The Arauá River, a tributary of the Aripuanã, also runs north through the reserve.
The Aripuanã National Forest is to the south of the reserve.
The AM-360/AM-174 highway from Apui to Novo Aripuanã runs through the south east portion of the reserve.

An ordinance of 12 November 2007 recognised that there were 157 families of small farmers in the reserve.
There are about 11 communities in the reserve engaging in farming, logging, gold mining and extraction of copaiba oil.
There are signs of farming dating back 1,500 to 2,000 years.
Ceramics and tools such as axes have been found in archaeological sites.
The region is threatened by the advance of soy plantations and logging, and by the planned construction of two hydroelectric plants on the upper Aripuanã in Mato Grosso, which would have a profound impact on the biota and landscape.

==Environment==

The Juma RDS is drained by the clear water Aripuanã River, one of the largest tributaries of the Madeira.
It contains dense lowland rainforest, dense submontane rainforest, dense alluvial rainforest, floodplain forest with clear water (várzea) or black water (igapó) and pioneer formations with fluvial or lacustrine influence.
The Aripuanã River region is one of the most important in the Amazon region for conservation of biodiversity, with a unique formation of flora including about 242 species.
There are 21 species of primates, the highest level of diversity in the world.
Three new species of fish have been found, two in the Mariepaua River.
400 species of bird have been identified, and it is estimated that the total may be as many as 600.

==History==

It is estimated that as of 2007 over 17% of the original Amazon forest had been lost, and that deforestation was accelerating. A simulation model by Soares-Filho and others projected 30% loss by 2050, causing the release of huge volumes of greenhouse gas.
In a "business as usual" scenario, paving the BR-319 and AM-174 highways will result in the loss of large areas of forest.
The Juma RDS was created by the government of Amazonas as part of an effort to prevent this happening.
The potential loss of revenue from forestry was offset by funds from the Juma REDD (Reducing Emissions from Deforestation and forest Degradation) Project, the first such to be implemented under the State Policy on Climate Change.
The project was implemented in 2008 by the Fundação Amazonas Sustentável with the help of the Amazonas Department of Environment and Sustainable Development and financial support from Marriott International hotel group.

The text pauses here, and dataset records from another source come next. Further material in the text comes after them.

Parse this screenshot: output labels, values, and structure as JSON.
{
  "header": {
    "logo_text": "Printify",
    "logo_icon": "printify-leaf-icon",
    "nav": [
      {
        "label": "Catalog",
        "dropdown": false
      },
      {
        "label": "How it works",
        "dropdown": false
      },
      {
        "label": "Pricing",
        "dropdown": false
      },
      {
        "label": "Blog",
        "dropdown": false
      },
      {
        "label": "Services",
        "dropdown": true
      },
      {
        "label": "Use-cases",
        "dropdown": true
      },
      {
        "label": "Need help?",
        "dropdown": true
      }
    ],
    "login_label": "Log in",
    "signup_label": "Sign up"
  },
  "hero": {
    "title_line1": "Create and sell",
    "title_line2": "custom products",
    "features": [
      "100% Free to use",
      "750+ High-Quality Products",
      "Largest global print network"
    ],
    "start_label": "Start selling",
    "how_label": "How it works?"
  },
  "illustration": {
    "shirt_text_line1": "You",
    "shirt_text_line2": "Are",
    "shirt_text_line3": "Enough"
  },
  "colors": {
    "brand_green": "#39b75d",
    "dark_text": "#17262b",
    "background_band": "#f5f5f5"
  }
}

The Juma Sustainable Development Reserve was created by state decree 26.010 on 3 July 2006.
It is administered by the Centro Estadual de Unidades de Conservação do Amazonas.
The purpose is to conserve nature and the conditions needed to sustain and improve the way of life of the traditional population, and to enhance, preserve and improve the traditional population's knowledge and techniques for managing the environment and exploiting natural resources.
The deliberative council was created on 17 July 2009.
The management plan was published in March 2010.
It was approved on 22 September 2010.
Some of the funding from the REDD program will be used to support the local population, a marginalised and vulnerable group that depends on the forest for survival.
The conservation unit is supported by the Amazon Region Protected Areas Program.